The Hallmarks of a Good Goal
How can a goal be either ‘good’ or ‘bad’?
Well, a bad goal would be something that was firstly out of your control and secondly too distant to be useful. What I mean by distant is unreachable.
This is actually what most resolutions and weight loss goals look like. If your goal is to ‘lose 30lbs by 2017’ then your goal is both somewhat out of your control and too distant and vague. Losing 30lbs is an ambitious goal but even if you had a smaller target, you can’t guarantee you’ll ever do it.

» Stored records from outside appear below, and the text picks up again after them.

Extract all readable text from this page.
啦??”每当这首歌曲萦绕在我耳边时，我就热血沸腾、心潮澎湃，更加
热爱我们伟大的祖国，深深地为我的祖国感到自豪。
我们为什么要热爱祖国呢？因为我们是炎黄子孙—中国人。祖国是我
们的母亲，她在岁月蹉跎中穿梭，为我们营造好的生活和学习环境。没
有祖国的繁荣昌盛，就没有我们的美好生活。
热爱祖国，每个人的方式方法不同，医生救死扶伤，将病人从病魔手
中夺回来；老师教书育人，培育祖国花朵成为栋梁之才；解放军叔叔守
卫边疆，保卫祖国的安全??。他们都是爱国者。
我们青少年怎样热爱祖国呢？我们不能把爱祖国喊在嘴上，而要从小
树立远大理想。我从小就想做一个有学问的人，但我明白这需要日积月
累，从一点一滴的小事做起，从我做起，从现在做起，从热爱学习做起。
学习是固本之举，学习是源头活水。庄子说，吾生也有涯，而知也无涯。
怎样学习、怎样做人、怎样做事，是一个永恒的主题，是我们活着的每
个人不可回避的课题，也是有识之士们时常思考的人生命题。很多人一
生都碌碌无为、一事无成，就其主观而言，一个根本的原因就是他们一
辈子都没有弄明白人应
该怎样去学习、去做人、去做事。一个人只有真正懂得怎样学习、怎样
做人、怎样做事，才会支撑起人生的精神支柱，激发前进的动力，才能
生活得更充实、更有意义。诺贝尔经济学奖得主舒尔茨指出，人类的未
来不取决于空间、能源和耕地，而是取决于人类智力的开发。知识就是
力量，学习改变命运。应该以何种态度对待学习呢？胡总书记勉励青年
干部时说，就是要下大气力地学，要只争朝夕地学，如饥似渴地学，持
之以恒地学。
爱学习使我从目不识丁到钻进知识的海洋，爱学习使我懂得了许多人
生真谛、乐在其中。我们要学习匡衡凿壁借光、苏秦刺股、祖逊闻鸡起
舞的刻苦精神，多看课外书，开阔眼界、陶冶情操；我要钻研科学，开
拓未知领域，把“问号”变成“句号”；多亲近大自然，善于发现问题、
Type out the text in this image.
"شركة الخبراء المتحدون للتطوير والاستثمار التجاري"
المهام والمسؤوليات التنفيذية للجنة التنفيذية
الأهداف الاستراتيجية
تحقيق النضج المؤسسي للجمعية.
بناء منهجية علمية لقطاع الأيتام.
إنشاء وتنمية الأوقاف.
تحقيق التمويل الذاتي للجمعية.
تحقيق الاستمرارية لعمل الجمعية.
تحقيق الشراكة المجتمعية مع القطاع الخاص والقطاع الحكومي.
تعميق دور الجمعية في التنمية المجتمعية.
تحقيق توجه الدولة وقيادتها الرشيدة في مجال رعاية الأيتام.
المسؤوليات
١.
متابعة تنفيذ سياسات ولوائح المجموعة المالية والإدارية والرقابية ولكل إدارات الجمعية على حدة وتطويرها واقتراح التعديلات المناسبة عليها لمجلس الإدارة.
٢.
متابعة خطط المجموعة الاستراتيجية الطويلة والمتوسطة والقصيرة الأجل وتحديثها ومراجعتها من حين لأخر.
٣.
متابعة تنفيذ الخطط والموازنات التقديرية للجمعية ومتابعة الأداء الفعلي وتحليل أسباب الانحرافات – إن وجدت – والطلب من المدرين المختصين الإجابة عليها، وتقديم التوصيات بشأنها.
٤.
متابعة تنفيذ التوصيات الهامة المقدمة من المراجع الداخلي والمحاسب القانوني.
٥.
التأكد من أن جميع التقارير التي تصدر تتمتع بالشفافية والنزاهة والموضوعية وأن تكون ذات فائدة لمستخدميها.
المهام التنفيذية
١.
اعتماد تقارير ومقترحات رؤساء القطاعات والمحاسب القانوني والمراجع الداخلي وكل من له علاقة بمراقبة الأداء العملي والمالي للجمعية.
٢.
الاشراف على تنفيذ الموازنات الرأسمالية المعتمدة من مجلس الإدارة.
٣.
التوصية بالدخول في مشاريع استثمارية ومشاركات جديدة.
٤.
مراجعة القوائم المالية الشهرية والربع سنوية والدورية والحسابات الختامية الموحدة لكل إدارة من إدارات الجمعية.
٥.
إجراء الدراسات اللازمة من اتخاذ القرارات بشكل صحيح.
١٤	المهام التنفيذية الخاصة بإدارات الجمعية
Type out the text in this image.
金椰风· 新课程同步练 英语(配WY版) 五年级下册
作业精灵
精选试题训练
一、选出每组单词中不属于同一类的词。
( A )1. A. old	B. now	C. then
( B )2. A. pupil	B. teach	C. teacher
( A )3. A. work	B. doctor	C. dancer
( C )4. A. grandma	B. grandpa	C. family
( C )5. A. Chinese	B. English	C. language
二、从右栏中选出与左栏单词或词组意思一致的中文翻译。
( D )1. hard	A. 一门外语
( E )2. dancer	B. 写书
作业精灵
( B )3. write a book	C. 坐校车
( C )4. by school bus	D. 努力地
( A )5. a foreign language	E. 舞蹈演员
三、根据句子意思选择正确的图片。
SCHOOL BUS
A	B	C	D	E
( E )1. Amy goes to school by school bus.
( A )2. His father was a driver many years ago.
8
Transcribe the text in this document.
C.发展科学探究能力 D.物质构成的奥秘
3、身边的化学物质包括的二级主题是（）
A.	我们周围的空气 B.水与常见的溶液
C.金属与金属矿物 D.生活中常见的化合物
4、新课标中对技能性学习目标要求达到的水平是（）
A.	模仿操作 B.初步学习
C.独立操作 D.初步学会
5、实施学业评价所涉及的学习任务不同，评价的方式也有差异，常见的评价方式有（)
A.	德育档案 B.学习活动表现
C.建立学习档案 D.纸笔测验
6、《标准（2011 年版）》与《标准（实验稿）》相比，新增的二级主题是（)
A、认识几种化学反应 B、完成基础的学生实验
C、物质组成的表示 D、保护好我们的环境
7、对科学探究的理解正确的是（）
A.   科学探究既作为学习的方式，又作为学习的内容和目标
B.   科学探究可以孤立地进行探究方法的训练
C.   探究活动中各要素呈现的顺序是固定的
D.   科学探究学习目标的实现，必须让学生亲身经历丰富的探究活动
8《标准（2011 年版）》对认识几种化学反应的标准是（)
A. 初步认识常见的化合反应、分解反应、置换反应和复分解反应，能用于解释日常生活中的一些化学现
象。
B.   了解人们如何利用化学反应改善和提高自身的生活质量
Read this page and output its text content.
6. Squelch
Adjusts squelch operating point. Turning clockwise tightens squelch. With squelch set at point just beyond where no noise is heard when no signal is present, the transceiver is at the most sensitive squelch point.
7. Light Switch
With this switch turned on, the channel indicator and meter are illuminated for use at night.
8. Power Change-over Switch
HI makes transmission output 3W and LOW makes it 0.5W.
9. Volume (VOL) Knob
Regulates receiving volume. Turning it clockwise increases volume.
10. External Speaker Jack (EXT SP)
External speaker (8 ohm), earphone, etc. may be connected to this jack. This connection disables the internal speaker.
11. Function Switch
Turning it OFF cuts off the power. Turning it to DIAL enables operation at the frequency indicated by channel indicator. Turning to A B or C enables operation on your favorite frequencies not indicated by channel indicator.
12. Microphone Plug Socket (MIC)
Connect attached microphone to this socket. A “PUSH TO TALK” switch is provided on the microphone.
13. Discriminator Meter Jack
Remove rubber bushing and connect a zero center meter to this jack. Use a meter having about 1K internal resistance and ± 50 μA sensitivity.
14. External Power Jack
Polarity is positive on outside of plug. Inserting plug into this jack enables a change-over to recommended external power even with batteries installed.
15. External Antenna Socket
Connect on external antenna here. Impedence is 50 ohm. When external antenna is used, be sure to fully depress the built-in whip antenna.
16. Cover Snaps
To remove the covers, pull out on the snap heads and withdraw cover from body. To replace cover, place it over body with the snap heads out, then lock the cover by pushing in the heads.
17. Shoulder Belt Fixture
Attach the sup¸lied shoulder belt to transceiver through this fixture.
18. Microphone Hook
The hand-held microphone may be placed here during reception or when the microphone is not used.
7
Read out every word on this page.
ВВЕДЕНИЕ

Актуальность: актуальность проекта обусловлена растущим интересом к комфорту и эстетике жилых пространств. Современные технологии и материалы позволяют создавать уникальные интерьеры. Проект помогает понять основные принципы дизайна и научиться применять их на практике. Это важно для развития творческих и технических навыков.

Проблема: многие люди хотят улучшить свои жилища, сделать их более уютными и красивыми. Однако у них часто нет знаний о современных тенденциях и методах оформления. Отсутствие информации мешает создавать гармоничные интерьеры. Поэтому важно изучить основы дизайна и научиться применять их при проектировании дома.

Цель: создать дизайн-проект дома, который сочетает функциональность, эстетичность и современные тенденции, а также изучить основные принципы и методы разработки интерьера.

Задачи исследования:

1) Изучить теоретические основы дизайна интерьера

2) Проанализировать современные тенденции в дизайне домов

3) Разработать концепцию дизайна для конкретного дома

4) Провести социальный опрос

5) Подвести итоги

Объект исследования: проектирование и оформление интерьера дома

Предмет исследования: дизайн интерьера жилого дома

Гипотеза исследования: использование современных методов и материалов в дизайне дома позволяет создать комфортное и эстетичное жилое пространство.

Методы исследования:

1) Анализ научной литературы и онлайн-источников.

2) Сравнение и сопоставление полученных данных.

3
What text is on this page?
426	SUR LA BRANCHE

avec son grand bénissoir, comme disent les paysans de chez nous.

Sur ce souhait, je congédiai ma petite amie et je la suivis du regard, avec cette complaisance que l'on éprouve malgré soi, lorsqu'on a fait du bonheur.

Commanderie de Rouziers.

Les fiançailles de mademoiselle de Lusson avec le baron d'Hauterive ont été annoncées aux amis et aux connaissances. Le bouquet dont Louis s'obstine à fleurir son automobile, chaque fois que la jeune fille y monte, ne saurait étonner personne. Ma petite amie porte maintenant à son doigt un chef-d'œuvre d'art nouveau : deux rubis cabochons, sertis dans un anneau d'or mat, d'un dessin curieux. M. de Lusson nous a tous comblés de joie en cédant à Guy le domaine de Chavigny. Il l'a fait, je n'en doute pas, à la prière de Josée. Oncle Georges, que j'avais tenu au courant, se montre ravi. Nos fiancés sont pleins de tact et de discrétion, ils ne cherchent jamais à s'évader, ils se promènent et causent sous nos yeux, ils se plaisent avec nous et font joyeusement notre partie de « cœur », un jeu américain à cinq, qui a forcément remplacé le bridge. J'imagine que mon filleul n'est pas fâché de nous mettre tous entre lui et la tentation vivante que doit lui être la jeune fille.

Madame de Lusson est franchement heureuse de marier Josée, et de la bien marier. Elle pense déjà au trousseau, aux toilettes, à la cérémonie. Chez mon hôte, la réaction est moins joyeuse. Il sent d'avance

Different people respond differently to different training and that means you could work really hard for the next two years and not see any results. Most likely you’d give up long before then after becoming disheartened and completely frustrated.
Not much use!
Instead then, try a goal like this: “I will exercise three times a week for the next 3 months”. This is a goal that is now incredibly achievable because it’s so much nearer. At the same time, it’s a very binary thing that you can either complete or not – and it’s entirely down to you whether it happens.
If you focus on smaller, tightly controlled goals like this, then you’ll find that you get more of a feeling of reward and that the ‘overarching’ goals take care of themselves.
What are some other goals you could set up like this?
Good examples might be to not eat X for a week, or to increase your running time by 2 minutes every training session for the next 20 sessions. For me it’s a hill each day we go a little higher just pushing a little harder.